Protein-DNA docking algorithms can be broadly classified into two groups, rigid docking and flexible docking [8, 9]. Rigid docking algorithms sample the relative positions between protein and DNA while keeping the conformations of both protein and DNA molecules unchanged. Flexible docking algorithms, on the other hand, also consider the conformational changes of protein and DNA when sampling different positions between protein and DNA. While the rigid docking methods are relatively simple, they are very valuable in testing the accuracy of energy functions for binding affinity and can serve as a starting point for flexible docking predictions. A number of protein-DNA docking algorithms have been developed in the past two decades [2, 10,11,12,13,14]. These methods generally use knowledge-based or physics-based interaction potentials, or a combination of both, to guide the docking process and select complex models. The accuracy of a docking algorithm is usually reported as the percent of cases in which the algorithm makes a good prediction in terms of root mean square deviation (RMSD), either DNA backbone RMSD or interface RMSD (iRMSD), or fraction of native contacts (NC%) between the predicted complex model and the native structure [2, 10, 15, 16].

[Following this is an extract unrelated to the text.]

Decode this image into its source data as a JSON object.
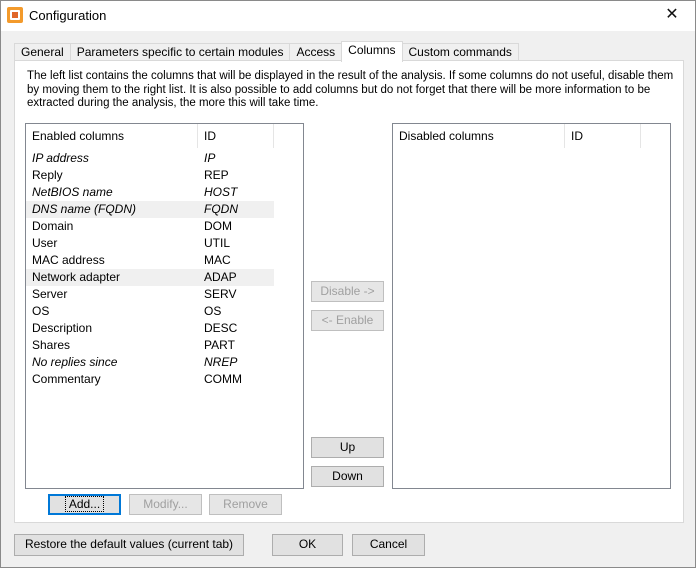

We have previously developed two residue-level, knowledge-based TF-DNA interaction potentials for evaluation of TF-DNA binding affinity as well as for protein-DNA docking simulations [13, 16,17,18,19]. The first one is a multi-body potential, which uses DNA tri-nucleotides, called triplets, as an interaction unit of DNA to quantitate the interactions between TF and DNA molecules. This multi-body potential considers the environment of protein-DNA interactions and can capture the essential physical interactions between protein and DNA as it shows specific strong hydrogen-bond contributions at short distances as well as van der Waals repulsion and dispersion attraction [17]. The second is an orientation-dependent interaction potential that introduces an angle term to better capture the hydrogen bond interactions between protein and DNA [16]. The multi-body and orientation potentials were applied to a dataset of 38 TF-DNA complexes using a Monte Carlo-based rigid-docking algorithm [8, 16]. The docking method makes predictions by selecting a TF-DNA complex conformation with the lowest energy in each case. Docking with the orientation potential resulted in a prediction accuracy of 55% (21/38 of TF-DNA complexes) with a cutoff of 3 Å RMSD. Among the 38 test cases, five of the them with near-native structures (RMSDnat, pred ≤ 3 Å) were not correctly predicted, resulting in 13% (5/38) false negative (FN) predictions. The docking program also failed to produce any near-native TF-DNA complex conformations in 32% (12/38) of the cases. Nevertheless, the docked conformation with the lowest interaction energy was predicted as a complex model in each of the 12 cases, resulting in a high number of false positive (FP) predictions. Even though DDNA3, a knowledge-based atomic-level protein-DNA interaction potential, performed better in identifying near-native protein-DNA conformations, it could not identify the cases with no near-native models [20].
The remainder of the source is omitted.